Storengy Deutschland is planning to build an underground hydrogen storage facility in salt caverns near its existing natural gas storage facility in Harsefeld in the Stade region of Lower Saxony. Two caverns with a working gas volume of around 7,000 tons each are to be built with the aim of storing 100 percent hydrogen. Commissioning of the hydrogen storage facility with the first cavern is planned for 2032, with the second cavern expected to be commissioned in 2034. The existing natural gas storage facility will then be converted to H2 storage.
SaltHy is ideally located to play a central role in the European and German hydrogen economy. Northern Germany, and Lower Saxony in particular, is at the heart of the future H2 core grid, the first sections of which in the Stade region are scheduled to go into operation as early as 2028.
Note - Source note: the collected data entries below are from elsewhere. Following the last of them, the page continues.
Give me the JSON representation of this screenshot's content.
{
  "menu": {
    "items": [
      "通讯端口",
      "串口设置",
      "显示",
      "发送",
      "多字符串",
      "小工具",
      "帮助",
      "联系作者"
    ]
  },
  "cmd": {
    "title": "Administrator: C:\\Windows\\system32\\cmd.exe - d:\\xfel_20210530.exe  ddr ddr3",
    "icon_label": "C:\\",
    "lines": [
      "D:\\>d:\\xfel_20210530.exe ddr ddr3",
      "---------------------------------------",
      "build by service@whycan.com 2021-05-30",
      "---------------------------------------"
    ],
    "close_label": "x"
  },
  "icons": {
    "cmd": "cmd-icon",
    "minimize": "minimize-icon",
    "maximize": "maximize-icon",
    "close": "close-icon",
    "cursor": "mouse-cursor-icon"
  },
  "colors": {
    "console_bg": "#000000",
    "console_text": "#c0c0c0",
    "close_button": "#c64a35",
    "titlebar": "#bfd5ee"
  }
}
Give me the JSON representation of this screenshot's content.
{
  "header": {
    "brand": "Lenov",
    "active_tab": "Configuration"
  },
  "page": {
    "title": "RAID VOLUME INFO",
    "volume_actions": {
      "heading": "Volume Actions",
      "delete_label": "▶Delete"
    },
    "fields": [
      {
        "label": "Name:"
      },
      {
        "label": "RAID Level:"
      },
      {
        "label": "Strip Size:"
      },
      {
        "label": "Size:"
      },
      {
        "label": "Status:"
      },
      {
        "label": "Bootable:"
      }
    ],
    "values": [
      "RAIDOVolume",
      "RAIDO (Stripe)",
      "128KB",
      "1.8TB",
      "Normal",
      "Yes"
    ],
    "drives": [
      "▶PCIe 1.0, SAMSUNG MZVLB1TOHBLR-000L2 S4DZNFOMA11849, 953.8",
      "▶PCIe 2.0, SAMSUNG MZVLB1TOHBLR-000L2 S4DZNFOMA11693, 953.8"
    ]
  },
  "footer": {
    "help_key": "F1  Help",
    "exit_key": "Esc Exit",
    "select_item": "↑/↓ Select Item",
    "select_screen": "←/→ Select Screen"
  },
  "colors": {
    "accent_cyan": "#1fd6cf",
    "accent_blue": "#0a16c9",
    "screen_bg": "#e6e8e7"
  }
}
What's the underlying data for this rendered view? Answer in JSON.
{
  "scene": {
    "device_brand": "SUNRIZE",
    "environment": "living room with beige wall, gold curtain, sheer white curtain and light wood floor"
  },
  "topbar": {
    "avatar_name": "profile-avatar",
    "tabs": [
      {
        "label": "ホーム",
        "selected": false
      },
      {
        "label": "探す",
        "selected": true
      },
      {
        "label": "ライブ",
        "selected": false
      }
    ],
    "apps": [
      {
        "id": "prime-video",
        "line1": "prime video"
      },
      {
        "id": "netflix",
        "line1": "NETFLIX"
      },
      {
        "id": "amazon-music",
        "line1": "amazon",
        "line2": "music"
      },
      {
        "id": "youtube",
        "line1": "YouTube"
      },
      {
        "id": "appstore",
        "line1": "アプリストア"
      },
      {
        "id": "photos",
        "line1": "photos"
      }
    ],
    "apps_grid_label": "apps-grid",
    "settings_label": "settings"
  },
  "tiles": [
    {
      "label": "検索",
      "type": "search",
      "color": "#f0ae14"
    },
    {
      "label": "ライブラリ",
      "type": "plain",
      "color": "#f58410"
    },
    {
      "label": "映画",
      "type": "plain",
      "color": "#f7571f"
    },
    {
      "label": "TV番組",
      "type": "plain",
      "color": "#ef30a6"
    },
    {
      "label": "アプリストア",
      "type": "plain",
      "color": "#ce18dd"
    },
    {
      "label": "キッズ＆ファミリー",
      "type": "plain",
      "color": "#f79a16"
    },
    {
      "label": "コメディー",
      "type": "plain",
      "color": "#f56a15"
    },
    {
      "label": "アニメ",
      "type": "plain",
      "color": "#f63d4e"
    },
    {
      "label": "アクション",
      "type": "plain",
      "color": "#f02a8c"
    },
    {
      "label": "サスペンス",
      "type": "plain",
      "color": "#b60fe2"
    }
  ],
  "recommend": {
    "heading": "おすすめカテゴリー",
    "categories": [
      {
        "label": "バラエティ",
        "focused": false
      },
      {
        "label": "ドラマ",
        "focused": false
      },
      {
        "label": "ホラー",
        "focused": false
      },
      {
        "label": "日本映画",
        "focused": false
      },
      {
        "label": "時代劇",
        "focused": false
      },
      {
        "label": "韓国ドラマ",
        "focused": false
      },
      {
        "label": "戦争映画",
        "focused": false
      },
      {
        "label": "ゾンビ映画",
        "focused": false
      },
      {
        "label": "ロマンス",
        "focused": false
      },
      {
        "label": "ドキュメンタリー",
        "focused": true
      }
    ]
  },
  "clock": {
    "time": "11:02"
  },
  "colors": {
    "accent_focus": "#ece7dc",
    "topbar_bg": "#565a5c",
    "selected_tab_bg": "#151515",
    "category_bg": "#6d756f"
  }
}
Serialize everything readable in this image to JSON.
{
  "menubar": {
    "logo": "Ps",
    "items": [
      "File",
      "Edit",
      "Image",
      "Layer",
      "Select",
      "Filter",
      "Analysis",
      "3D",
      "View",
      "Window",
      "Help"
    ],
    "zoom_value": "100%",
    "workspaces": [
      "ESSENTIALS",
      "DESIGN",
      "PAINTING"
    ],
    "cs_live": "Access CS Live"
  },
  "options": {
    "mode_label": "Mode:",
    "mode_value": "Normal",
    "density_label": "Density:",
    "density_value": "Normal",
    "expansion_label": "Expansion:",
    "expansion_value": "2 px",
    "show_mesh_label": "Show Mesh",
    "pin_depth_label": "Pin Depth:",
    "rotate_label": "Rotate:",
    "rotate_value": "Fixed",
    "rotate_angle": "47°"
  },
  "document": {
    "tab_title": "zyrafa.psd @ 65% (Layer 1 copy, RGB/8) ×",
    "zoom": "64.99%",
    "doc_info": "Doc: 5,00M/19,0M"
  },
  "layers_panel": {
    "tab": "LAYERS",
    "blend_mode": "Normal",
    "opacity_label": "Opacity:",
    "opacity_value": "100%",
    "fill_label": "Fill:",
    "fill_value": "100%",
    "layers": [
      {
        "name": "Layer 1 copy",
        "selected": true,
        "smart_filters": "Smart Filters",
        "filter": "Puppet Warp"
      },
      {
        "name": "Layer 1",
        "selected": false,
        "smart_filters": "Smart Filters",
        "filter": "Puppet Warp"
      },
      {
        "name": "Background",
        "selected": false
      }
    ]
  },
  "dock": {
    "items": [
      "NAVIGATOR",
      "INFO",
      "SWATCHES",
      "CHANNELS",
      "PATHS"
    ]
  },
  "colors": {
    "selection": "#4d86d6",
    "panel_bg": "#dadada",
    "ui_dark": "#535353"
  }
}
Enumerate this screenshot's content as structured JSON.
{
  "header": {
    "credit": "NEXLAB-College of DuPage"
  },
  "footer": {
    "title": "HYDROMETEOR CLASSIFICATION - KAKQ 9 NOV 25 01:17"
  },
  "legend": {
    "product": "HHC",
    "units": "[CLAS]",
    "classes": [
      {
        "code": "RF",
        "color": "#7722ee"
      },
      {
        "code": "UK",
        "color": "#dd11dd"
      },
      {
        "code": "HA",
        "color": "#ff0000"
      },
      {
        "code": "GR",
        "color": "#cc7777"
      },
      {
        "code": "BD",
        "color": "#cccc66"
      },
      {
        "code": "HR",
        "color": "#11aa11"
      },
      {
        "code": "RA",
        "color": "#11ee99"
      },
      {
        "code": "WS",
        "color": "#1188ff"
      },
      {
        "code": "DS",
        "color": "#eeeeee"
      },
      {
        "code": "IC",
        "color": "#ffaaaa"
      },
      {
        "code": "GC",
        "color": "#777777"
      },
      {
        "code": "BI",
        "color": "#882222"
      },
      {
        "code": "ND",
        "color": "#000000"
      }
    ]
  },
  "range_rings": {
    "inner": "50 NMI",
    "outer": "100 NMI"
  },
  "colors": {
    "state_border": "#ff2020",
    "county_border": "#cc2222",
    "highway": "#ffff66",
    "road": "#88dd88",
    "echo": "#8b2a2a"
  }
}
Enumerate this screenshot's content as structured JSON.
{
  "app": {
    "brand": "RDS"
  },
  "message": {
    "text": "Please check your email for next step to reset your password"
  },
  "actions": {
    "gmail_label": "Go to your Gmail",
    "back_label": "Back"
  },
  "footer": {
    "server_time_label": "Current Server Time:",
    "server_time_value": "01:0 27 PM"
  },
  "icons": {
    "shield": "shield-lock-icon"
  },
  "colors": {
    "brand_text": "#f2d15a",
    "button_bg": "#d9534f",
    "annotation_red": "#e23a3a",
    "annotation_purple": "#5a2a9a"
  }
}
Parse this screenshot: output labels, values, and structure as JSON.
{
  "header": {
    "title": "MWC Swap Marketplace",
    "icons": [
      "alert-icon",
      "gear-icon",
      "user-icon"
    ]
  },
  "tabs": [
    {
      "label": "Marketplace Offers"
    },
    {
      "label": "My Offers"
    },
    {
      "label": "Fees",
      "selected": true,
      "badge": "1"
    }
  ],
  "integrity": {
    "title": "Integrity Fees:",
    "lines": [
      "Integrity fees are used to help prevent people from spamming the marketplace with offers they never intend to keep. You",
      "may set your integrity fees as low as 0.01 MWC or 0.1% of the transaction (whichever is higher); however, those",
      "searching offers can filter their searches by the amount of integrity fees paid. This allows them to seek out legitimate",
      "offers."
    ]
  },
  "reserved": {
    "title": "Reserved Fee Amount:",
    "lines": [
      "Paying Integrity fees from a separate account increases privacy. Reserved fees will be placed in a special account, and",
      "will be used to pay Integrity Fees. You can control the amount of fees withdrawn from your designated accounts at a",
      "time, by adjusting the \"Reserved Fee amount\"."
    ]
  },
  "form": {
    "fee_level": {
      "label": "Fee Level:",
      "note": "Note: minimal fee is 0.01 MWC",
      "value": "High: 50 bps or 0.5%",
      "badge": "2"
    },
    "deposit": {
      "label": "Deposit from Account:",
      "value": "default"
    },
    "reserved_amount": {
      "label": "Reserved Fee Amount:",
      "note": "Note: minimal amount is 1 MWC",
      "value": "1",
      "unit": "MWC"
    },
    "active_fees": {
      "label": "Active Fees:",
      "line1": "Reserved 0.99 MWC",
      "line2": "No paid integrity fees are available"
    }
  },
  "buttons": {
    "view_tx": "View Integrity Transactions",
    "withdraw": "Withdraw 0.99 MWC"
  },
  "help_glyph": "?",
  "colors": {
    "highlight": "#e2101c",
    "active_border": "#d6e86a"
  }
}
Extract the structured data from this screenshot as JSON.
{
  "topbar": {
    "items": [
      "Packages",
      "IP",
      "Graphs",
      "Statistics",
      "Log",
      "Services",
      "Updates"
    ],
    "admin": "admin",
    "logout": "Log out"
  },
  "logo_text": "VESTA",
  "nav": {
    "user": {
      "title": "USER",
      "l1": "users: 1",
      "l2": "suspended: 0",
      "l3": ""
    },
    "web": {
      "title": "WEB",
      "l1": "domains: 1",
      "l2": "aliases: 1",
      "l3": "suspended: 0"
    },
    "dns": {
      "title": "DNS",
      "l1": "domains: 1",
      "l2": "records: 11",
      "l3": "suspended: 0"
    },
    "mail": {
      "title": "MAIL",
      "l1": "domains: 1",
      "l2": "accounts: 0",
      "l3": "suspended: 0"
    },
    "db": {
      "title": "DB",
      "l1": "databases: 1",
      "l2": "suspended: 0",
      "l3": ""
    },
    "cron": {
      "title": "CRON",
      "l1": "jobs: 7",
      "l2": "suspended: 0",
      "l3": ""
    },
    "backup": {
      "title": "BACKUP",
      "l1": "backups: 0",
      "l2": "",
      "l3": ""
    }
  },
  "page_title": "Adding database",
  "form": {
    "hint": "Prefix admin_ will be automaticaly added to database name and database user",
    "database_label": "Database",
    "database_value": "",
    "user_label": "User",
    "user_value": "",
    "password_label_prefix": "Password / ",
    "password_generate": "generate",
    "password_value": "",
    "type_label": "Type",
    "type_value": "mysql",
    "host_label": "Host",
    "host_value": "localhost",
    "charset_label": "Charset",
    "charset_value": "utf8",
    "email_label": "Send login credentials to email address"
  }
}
"Thanks to the funding from the Connecting Europe Facility, we can take the next step in the implementation of our SaltHy project. Thanks to its location at the crossroads of import routes from Denmark and the Netherlands, our hydrogen storage facility in Harsefeld will have an impact beyond Germany's borders. This is why the EU is funding the study phase of our project. Such funding is an important building block for the scale-up of a European hydrogen economy," says Matthieu Keime, Head of Hydrogen Storage at Storengy Germany.